More than 80 FDA clinical reviewers from the Center for Drug Evaluation and Research and the Center for Biologics Evaluation and Research were included in the development of the OCMQs. OCMQ groupings are categorized as either Narrow or Broad. OCMQ Narrow groupings aim to ensure a high level of confidence in the association between the AE and the OCMQ Narrow grouping, while Broad category terms are designed to be more inclusive, providing greater sensitivity at the cost of specificity, and aim to enhance detection sensitivity of the OCMQ Narrow grouping. The Broad category terms may serve as the basis for requesting additional information or pursuing additional analyses but are not anticipated to lead directly to regulatory action.
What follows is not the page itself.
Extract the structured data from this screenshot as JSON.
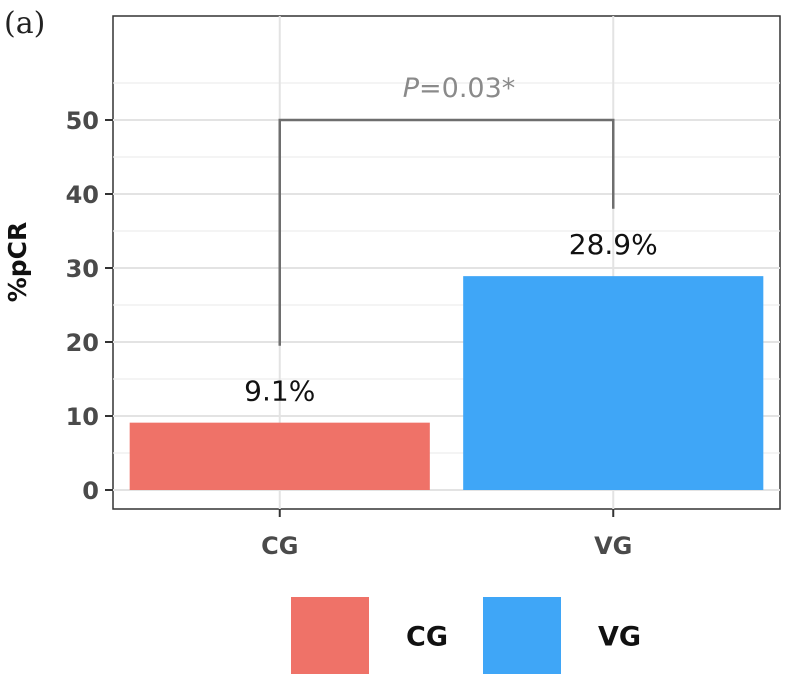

OCMQs attempt to capture all instances of a medical concept, regardless of the etiology or potential to be drug related, which the authors propose may be appropriate for multiple reasons. First, etiology specified by an AE may represent the mechanism by which a medication causes an adverse reaction. Second, study participants experiencing a particular AE may be more susceptible to a medication that causes the adverse reaction. Third, clinical trial investigators may misattribute the cause of an AE. Consideration of all related AEs regardless of assessed causality is important to support a comprehensive evaluation of data for safety signals. Algorithmic OCMQs were also discussed in the publication. Algorithmic OCMQs use a set of rules to leverage additional information, such as combinations of AEs, laboratory data, concomitant medications, medical history, or timing information, to provide a more comprehensive view of the AEs occurring during a trial.
High level
Investigators should be aware that the AE reporting practices for their trials will likely change in the near future and that there might be some retroactive tasks required to recategorize AEs in ongoing trials. Proactive planning for supportive staff assistance might be prudent. The OCMQs were validated across a total of 459 unique clinical trials, demonstrating that they are broadly successful at detecting safety signals in clinical trial data for drugs and biologics. Additional validation work may include investigation of the use of OCMQs by review teams during the conduct of clinical reviews. Be aware that there will be a change in how AEs are presented in regulatory literature, and this will likely be different from how doctors are accustomed to seeing them (eg, with Medical Dictionary for Regulatory Activities preferred terms). For manufacturers, it is important to note that the regulatory standard for including adverse reactions (ARs) in drug labels remains the same. If the results of an OCMQ analysis conclude that there is an AR, medical and regulatory judgment should be used to determine whether the AR table should include individual AEs or simply list the OCMQ name in the label. If the OCMQ name is included in the table and individual AEs qualify as ARs, the individual AEs will be listed in the table under the OCMQ or included as a footnote.
Ground level
The FDA anticipates that further improvement and implementation of the OCMQ strategy described in this report will improve the OND’s ability to detect safety signals and distinguish and quantify ARs in clinical trial data. When incorporated into drug labels, this may help to improve identification of ARs and support informed clinical decision-making as new treatment options are approved. Be aware that regulatory documentation of AEs might look different from the way in which this information was presented previously.